10 bardak su 25 dakika gün ışığı
Öte yandan beslenme uzmanlarına göre hayatımızda ve beslenme düzenimizde yapacağımız ufak değişiklikler kışın da formda kalmamıza yardımcı olabilir. Örneğin;
● Dengeli beslenme kuralı her mevsim için aynı. Öğün atlamak, hamur işi ve tatlılardan uzak durmak olmazsa olmaz kurallar.
● Metabolizmayı hızlandırmak için günde en az 10 bardak su şart.
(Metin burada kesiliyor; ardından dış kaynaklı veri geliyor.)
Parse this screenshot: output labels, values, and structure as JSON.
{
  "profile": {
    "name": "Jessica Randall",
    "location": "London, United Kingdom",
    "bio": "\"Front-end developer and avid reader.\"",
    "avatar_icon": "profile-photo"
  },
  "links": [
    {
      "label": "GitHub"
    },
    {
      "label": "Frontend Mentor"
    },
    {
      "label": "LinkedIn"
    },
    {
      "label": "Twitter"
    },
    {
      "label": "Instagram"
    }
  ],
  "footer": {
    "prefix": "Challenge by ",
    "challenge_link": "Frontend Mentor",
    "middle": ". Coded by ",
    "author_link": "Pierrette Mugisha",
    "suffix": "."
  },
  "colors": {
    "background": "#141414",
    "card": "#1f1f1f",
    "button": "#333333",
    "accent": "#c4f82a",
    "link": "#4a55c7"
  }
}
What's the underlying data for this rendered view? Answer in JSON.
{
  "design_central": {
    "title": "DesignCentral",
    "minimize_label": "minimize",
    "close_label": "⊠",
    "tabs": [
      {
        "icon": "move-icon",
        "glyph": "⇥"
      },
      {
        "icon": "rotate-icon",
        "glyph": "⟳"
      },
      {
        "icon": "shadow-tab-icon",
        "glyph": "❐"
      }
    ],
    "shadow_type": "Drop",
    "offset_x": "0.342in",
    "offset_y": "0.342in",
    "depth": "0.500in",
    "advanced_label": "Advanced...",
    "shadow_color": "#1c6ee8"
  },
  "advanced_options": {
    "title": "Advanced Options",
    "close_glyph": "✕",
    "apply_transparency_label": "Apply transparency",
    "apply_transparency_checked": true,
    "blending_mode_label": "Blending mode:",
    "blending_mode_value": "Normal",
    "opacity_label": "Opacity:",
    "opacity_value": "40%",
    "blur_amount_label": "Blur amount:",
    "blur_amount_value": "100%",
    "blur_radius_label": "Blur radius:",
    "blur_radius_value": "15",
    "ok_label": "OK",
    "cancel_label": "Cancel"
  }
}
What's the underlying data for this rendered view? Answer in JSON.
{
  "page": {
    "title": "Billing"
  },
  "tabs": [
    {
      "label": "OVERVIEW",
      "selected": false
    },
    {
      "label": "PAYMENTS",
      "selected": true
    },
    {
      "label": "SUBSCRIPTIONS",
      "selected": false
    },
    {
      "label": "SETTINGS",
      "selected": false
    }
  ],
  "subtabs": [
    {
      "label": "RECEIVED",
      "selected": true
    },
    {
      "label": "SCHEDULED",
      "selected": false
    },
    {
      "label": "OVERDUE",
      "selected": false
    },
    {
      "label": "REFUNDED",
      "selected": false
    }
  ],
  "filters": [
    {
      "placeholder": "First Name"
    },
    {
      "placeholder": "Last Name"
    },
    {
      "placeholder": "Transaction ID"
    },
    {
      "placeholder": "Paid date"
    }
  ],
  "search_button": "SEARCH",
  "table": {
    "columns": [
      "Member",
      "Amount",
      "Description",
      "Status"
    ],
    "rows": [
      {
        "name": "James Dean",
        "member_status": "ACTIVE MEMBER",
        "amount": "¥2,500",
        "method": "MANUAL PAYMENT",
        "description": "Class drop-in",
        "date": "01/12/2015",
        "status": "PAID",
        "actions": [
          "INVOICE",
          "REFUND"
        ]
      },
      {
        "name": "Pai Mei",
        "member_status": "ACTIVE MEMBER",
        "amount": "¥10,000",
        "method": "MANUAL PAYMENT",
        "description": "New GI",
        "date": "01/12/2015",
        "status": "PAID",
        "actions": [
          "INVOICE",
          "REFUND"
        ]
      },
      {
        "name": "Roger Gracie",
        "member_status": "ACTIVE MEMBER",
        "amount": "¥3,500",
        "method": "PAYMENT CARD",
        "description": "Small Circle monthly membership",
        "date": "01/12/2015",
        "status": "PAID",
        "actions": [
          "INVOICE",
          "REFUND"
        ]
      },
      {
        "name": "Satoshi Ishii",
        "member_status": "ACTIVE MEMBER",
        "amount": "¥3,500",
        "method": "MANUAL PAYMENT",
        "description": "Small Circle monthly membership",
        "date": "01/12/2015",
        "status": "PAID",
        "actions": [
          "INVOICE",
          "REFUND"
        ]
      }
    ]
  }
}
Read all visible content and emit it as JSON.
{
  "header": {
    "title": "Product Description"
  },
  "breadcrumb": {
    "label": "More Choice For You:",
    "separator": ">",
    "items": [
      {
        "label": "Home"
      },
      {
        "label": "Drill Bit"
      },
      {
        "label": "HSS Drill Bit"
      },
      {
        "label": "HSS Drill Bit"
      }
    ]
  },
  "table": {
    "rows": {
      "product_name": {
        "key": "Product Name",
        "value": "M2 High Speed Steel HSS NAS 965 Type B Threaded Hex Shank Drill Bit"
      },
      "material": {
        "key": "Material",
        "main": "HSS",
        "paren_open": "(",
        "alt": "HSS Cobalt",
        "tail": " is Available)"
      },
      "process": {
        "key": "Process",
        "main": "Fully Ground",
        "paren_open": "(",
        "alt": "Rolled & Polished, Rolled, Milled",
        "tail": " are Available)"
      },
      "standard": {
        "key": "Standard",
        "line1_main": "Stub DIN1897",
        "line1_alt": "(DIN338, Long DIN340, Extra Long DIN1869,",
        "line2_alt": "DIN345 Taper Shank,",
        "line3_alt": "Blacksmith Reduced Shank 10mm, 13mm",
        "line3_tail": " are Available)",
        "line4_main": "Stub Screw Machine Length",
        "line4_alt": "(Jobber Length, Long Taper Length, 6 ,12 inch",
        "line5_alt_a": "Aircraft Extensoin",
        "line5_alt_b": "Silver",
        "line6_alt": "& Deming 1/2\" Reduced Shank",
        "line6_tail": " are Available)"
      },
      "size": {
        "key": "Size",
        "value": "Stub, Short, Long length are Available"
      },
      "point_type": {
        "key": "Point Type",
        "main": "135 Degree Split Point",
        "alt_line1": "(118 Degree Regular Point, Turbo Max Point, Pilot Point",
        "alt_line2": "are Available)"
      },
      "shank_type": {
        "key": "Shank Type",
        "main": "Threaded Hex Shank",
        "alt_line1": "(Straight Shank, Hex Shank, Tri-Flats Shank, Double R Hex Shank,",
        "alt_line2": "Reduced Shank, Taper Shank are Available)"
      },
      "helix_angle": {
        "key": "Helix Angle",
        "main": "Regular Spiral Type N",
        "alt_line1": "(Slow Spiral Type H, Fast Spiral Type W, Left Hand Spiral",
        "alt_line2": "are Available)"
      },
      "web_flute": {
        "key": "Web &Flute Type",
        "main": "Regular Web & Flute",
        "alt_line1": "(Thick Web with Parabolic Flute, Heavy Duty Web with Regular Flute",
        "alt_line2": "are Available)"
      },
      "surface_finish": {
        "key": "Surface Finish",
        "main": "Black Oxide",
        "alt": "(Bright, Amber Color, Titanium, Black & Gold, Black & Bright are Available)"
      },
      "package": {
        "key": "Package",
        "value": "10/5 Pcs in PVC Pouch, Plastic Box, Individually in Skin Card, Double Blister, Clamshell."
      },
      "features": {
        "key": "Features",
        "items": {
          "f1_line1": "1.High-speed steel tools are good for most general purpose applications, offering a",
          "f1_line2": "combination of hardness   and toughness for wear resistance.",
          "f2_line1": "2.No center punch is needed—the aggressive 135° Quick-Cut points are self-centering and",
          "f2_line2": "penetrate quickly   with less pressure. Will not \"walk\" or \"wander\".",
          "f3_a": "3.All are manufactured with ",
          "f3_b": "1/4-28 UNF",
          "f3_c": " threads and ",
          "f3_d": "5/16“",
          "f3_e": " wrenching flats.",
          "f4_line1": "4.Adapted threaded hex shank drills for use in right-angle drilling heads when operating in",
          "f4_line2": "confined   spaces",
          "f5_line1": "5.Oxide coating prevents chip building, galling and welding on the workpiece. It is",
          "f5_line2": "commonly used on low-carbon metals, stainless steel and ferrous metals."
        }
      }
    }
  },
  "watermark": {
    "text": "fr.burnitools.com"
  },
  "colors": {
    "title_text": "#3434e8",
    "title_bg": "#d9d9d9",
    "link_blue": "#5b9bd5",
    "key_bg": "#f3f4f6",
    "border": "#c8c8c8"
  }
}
Su içmek hem metabolizmayı düzenleyerek vücuttaki toksinlerin atılmasına yardımcı oluyor hem de tokluk hissi sağlıyor.
● D vitamini için her gün en az 25 dakika güneş ışığı almak gerekiyor. Yağışlı ve kapalı havalarda bu durum olanaksız olabilir ancak güneşli günlerin kıymetini bilmek gerekiyor. Ayrıca D vitamini eksikliğini gidermek için kışın bol bol balık, karaciğer, yumurta ve süt ürünleri tüketmek önemli.